Regions and nations where a higher proportion of consumers report eating out in-person at small or locally-owned restaurants less often tend to show higher-than-average percentages of people who now get takeout or delivery more often.

This suggests that while in-person dining is not an option, many are still supporting local restaurants through takeout or getting meals delivered.

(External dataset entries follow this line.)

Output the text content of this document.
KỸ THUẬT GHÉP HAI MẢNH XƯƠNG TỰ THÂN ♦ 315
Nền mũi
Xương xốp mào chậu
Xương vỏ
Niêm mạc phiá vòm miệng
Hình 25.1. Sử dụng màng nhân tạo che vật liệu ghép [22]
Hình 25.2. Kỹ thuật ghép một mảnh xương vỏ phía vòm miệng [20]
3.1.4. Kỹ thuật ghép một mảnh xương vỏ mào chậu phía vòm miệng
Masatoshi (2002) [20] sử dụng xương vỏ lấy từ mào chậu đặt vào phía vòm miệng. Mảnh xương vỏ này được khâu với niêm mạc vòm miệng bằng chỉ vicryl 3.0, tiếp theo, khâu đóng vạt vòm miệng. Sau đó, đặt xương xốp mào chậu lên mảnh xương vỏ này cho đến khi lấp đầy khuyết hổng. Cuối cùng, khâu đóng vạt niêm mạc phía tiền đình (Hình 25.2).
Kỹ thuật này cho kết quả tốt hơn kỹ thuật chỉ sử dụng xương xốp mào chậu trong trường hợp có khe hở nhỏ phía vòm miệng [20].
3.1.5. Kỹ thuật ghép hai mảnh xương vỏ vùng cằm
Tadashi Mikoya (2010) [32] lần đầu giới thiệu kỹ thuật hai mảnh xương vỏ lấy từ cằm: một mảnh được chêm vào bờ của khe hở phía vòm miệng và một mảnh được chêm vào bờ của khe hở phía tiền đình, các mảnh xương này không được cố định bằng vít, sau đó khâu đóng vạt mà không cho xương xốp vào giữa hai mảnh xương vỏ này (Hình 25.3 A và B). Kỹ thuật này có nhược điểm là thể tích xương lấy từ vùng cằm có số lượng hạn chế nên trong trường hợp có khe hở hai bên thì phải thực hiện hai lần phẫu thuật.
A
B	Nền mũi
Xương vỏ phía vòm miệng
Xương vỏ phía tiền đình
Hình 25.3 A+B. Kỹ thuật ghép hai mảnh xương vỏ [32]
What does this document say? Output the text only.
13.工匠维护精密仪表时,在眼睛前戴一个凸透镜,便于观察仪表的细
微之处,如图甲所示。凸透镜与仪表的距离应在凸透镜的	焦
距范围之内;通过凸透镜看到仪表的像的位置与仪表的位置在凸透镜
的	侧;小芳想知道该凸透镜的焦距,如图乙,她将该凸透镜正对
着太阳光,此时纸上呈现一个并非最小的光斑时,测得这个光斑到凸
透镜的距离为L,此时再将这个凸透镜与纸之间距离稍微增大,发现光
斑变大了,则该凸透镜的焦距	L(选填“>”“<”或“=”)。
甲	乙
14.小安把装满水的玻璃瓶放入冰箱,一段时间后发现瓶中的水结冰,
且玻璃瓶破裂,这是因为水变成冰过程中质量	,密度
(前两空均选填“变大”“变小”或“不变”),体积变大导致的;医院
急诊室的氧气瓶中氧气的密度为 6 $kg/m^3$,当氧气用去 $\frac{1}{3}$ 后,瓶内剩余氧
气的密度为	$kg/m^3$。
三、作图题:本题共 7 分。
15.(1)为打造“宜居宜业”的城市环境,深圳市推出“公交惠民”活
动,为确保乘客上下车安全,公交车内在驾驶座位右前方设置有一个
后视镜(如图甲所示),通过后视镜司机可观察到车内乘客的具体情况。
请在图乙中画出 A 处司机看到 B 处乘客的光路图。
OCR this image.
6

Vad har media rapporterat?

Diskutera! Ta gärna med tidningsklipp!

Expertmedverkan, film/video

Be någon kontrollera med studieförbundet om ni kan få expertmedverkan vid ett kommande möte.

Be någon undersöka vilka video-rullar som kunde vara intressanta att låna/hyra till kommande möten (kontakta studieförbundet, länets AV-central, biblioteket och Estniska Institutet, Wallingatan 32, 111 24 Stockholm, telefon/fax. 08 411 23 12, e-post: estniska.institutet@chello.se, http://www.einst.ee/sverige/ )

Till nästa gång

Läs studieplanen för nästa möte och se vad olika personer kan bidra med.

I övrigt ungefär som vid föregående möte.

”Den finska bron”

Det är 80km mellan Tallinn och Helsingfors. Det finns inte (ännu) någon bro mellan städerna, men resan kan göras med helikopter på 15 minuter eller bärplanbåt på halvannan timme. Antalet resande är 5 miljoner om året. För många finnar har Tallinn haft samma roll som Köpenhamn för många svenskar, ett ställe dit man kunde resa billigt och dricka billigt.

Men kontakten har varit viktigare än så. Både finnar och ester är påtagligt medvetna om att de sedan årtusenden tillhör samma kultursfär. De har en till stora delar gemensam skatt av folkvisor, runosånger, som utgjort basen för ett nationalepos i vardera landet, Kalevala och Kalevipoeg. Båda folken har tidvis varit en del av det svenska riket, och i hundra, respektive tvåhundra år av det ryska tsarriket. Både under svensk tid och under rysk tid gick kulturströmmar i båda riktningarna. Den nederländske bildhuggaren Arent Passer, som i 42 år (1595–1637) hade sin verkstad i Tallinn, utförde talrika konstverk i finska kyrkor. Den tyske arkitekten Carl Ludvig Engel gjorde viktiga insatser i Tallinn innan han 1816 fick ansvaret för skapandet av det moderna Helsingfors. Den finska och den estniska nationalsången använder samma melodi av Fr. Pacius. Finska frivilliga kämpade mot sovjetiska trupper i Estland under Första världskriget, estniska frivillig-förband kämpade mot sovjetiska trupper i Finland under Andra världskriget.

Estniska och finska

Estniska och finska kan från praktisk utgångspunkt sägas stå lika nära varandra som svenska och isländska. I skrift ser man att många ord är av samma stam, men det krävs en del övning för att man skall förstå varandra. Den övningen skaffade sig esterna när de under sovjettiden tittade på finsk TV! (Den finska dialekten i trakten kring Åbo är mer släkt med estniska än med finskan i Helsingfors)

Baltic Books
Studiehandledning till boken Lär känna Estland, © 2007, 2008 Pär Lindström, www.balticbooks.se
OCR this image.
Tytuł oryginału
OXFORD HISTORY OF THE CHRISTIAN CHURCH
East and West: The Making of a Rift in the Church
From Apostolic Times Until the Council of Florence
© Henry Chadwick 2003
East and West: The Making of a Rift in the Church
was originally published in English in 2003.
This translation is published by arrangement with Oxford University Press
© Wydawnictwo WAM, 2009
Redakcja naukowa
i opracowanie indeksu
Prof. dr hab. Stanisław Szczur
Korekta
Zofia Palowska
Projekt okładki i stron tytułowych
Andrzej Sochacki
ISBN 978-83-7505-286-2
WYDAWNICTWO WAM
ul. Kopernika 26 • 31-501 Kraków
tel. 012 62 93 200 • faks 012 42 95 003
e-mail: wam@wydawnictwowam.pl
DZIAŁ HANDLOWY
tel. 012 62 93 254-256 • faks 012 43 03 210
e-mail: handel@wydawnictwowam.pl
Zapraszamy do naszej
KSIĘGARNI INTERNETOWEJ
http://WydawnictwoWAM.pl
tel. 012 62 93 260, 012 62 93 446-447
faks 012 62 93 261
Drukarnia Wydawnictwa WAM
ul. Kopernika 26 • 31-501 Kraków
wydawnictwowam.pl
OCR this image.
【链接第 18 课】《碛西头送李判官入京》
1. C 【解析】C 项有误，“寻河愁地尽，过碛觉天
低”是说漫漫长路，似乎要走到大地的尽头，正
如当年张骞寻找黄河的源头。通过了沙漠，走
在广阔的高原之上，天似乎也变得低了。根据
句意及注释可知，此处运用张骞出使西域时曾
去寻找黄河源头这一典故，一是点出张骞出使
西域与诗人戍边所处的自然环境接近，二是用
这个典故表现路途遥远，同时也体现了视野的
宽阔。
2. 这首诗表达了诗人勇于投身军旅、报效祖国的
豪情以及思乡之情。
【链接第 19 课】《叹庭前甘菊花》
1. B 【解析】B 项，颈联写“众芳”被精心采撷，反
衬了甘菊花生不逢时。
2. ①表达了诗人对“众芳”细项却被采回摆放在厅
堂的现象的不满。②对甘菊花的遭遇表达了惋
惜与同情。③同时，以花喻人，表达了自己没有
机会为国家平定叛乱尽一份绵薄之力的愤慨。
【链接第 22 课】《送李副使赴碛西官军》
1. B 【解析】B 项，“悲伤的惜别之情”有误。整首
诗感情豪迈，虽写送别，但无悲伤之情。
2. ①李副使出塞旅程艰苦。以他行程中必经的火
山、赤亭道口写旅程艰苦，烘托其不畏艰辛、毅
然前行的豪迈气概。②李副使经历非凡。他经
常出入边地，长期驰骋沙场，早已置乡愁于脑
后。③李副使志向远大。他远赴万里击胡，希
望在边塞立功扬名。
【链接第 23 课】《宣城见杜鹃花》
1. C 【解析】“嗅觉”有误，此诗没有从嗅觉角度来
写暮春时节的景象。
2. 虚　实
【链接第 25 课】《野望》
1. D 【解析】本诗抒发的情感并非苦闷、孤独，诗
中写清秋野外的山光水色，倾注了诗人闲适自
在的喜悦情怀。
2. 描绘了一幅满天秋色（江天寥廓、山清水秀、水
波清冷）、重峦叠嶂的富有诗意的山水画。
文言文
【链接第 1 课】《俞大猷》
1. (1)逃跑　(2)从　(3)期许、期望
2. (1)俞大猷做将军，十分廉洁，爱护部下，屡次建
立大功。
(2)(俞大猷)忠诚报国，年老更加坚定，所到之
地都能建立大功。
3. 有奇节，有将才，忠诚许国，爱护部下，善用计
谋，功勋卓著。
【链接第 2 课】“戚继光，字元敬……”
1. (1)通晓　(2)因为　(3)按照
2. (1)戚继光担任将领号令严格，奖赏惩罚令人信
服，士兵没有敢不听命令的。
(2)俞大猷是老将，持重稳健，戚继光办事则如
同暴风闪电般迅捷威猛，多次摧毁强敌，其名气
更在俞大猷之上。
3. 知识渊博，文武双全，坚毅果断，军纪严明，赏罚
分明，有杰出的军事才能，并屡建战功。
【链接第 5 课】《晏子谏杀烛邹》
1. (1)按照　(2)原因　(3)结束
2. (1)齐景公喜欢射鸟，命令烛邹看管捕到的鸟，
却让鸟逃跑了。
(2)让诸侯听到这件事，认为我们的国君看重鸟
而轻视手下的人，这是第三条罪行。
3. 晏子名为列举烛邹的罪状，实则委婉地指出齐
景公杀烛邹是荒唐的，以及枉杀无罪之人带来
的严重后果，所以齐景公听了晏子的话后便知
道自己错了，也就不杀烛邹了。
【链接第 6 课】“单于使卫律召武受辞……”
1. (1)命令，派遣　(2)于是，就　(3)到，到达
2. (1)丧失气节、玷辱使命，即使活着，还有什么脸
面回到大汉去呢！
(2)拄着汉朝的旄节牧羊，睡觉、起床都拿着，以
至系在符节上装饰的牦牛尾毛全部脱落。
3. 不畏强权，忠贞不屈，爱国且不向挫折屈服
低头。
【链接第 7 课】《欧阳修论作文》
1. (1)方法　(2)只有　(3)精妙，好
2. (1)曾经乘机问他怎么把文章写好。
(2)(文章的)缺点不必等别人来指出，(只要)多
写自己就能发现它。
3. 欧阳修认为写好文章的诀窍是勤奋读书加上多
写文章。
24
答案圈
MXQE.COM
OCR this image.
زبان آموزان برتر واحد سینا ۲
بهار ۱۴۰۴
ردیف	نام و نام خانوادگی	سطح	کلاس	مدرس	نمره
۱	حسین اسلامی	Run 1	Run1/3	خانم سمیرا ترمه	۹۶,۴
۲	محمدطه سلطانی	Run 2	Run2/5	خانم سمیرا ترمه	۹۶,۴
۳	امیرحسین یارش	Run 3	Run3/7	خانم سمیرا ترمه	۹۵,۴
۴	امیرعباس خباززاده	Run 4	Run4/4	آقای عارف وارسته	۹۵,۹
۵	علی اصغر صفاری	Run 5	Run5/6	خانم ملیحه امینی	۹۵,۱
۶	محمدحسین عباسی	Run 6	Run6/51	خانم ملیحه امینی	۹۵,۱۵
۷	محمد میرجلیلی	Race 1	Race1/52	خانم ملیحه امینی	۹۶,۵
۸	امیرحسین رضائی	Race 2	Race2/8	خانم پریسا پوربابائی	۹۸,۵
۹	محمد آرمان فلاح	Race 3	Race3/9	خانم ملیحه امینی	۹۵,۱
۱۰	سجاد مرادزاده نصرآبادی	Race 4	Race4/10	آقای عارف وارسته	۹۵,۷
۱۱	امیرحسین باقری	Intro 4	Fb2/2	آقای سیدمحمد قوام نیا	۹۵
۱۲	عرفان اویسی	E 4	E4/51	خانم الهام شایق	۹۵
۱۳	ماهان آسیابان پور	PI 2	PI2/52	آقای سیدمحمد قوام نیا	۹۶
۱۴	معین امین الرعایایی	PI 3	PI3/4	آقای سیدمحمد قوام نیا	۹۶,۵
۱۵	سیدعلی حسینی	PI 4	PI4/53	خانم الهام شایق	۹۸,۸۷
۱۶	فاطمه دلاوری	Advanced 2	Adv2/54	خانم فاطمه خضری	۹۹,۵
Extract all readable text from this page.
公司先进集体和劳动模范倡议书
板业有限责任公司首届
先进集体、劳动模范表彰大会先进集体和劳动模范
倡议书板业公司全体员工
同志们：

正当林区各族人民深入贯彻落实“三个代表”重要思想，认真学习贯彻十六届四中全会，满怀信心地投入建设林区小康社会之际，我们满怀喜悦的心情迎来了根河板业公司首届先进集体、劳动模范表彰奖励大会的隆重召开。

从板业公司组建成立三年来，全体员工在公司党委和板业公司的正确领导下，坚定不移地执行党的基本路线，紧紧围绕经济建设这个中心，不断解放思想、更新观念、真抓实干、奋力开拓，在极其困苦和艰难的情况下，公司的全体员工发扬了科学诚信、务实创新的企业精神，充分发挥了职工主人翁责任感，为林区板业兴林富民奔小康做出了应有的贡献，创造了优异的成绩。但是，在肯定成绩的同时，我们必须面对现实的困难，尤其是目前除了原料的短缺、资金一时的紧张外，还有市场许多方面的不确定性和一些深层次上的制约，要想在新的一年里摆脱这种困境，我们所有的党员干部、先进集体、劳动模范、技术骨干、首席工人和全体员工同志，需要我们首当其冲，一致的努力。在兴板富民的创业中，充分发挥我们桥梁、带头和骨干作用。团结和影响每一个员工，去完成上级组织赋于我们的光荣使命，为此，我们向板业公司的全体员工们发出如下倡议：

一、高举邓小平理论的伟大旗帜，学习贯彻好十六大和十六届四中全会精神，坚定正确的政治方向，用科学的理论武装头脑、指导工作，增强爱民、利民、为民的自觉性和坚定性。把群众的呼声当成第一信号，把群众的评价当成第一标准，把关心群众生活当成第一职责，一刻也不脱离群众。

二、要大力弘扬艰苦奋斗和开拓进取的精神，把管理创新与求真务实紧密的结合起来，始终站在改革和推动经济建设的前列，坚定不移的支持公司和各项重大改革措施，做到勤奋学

This trend is apparent in Latin American and North America, where 30% and 27% respectively say they are ordering take-out or home delivery more often than before the pandemic. However, Latin America has also seen an uptick in the number who report ordering out less now than before the pandemic (38%). Latin America ranks second behind the Middle East-Africa region (48%) in the number of people who report ordering takeout less often.

Among individual countries, Japan again stands out for having the largest proportion of consumers reporting no change in their takeout and home delivery meal habits (72%), well above the global average of 45%. Hungary is second at 61%.

Supporting local businesses; consumers largely report no change in how often they shop locally

Globally, many consumers (58%) report no change when it comes to how often they shop in-person at small or locally-owned businesses. How often consumers are purchasing locally sourced goods is largely unchanged at the global level, with 61% saying they buy goods from local farmers or manufacturers as often as they did before the pandemic.

Japan shows the largest proportion of consumers who say that the pandemic has not changed how often they visit small and locally-owned stores (78%). In contrast, half of shoppers in Turkey (54%) and South Korea (50%) report a decrease in the frequency of in-person shopping at locally-owned businesses, compared to a global average of 30%.

Shoppers in India (35%), Peru (33%), and Colombia (31%) are most likely to report an increase in purchasing frequency of goods sourced from local farmers and manufacturers, compared to just 5% in Japan. Consumers in Saudi Arabia (38%) and Argentina (32%) are most likely to report buying fewer locally sourced goods.

Less than half globally say they are shopping online more often (43%). Perhaps unsurprisingly, at a global level upper-income consumers (49%) are more likely to report having shopped online more often since the onset of the pandemic than lower-income consumers (37%). Access and availability of payment methods for online shopping may have been a contributing factor to this disparity.

North America leads the global increase in the frequency of online shopping, with half of consumers in this region reporting shopping online more often. Latin America shows the second-highest percentage of consumers reporting an increase in online shopping (46%), but also the highest percentage of those reporting a decrease (25%), signaling that habits have changed dramatically in the region, but not all in the same direction.